The question of how to control state welfare spending is not a new one. The Poor Laws of the eighteenth and nineteenth centuries tended to place responsibility upon individual parishes, most notoriously by requiring them to operate a workhouse. One way of managing this duty was to engage in 'farming the poor'.

The terminology is odd and might suggest growing more poor people, in large greenhouses perhaps - but like baby-farming (fostering for profit) later in the century, the practice was less bucolic and more exploitative. Contractors looked after a parish's workhouse poor for a fixed sum, often arrived at by competitive tendering, and had to both provide for their 'clients' and make a profit from the agreed amount.

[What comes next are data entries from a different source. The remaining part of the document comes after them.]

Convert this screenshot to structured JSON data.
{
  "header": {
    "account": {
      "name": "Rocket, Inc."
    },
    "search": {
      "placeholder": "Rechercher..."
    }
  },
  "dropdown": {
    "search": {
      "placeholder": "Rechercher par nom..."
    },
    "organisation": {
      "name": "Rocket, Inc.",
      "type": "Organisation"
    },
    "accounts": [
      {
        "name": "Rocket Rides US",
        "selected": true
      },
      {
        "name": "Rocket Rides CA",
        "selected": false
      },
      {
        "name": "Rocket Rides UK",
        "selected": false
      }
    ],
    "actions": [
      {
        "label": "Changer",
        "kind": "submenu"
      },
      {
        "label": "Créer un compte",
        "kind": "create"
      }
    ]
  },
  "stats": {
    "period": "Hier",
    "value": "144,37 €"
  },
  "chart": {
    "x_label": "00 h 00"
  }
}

To help them achieve this, they were able to require the paupers to work and could keep the proceeds of their labour.

St Nicholas, Deptford was among the parishes to attempt the system. Thus an advertisement of 1830 is headed 'CONTRACT for FARMING the POOR of SAINT NICHOLAS, DEPTFORD'. The parish sought a contractor who would take the parish's poor for up to three years; they had to provide sealed tenders accompanied by two sureties for the due performance of the contract. It can't have been the most tempting proposition unless there was the prospect of a good profit - one suspects that Deptford's poor spent the following years in very straitened conditions.

2 comments:

Minnie said...

Might this terminology be connected to/derived from the French 'tax farmer(s)/farming'?
Lived in a converted workhouse in Somerset once. However comprehensively refurbished, the overall atmosphere remained grim. For many people out of work, 'grim' doesn't even begin to describe how things are - and may become.

CarolineLD said...

I hadn't thought of that, but I'm sure you're right since tax farming involves very much the same idea. It still sounds so incongruous though, once applied to people.